The FastLanes Compression Layout: Decoding >100 Billion Integers per Second with Scalar Code
The open-source FastLanes project aims to improve big data formats, such as Parquet, ORC and columnar database formats, in multiple ways. In this paper, we significantly accelerate decoding of all common Light-Weight Compression (LWC) schemes: DICT, FOR, DELTA and RLE through better data-parallelism. We do so by re-designing the compression layout using two main ideas: (i) generalizing the
value interleaving
technique in the basic operation of bit-(un)packing by targeting a virtual 1024-bits SIMD register, (ii) reordering the tuples in all columns of a table in the same Unified Transposed Layout that puts tuple chunks in a common "04261537" order (explained in the paper); allowing for maximum independent work for all possible basic SIMD lane widths: 8, 16, 32, and 64 bits.

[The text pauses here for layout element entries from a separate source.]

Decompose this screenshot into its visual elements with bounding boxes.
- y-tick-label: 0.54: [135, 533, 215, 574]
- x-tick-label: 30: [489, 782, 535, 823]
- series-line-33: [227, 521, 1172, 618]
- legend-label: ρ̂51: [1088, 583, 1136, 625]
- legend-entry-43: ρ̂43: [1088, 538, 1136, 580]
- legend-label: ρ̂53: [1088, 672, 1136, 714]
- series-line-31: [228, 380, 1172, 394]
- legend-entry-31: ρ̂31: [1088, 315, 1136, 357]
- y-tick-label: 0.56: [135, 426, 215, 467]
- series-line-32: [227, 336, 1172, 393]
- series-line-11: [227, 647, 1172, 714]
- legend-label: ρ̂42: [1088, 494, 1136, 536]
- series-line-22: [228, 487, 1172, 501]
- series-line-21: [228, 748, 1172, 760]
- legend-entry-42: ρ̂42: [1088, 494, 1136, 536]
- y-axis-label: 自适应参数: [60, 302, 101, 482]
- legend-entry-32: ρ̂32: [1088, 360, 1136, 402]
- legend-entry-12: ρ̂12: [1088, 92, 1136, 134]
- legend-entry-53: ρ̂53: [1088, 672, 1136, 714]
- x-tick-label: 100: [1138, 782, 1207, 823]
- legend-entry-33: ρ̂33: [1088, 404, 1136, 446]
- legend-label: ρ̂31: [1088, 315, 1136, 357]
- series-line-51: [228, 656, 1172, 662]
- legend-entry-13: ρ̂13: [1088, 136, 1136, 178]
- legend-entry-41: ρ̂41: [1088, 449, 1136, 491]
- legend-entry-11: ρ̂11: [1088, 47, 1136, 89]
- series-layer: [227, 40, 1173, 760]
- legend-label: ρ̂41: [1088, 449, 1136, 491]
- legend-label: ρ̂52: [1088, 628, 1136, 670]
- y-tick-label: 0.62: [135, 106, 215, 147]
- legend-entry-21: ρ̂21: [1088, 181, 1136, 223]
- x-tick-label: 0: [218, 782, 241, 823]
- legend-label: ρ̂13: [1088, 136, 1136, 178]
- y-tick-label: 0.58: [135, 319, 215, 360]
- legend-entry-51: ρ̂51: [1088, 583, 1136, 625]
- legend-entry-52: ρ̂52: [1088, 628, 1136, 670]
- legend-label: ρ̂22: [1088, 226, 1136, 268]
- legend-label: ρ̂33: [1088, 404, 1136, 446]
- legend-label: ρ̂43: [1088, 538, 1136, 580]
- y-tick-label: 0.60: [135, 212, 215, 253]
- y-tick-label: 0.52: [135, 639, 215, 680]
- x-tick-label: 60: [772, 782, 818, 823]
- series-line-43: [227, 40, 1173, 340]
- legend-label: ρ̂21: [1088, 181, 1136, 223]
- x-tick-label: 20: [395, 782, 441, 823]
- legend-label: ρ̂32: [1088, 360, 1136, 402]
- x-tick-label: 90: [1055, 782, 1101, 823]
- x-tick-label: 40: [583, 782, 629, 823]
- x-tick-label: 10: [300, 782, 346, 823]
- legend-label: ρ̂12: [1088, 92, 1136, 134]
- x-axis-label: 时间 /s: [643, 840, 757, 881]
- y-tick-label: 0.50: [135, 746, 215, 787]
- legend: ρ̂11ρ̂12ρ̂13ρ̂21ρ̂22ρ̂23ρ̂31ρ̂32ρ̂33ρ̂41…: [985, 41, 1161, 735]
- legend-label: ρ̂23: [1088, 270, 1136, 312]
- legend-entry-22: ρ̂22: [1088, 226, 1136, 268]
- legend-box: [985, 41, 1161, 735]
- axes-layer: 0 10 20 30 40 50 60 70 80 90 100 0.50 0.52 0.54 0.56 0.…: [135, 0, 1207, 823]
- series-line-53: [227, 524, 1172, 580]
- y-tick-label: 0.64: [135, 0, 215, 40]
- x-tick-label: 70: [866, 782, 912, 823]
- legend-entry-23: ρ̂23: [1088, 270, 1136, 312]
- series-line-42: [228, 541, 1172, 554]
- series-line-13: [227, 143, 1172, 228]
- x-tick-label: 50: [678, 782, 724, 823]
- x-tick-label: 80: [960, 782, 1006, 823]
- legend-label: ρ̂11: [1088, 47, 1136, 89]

We address the software development, maintenance and future-proofness challenges of increasing hardware diversity, by defining a virtual 1024-bits instruction set that consists of simple operators supported by all SIMD dialects; and also, importantly, by scalar code. The interleaved and tuple-reordered layout actually makes scalar decoding faster, extracting more data-parallelism from today's wide-issue CPUs. Importantly, the scalar version can be fully auto-vectorized by modern compilers, eliminating technical debt in software caused by platform-specific SIMD intrinsics.
Micro-benchmarks on Intel, AMD, Apple and AWS CPUs show that FastLanes accelerates decoding by factors (decoding >40 values per CPU cycle). FastLanes can make queries faster, as compressing the data reduces bandwidth needs, while decoding is almost free.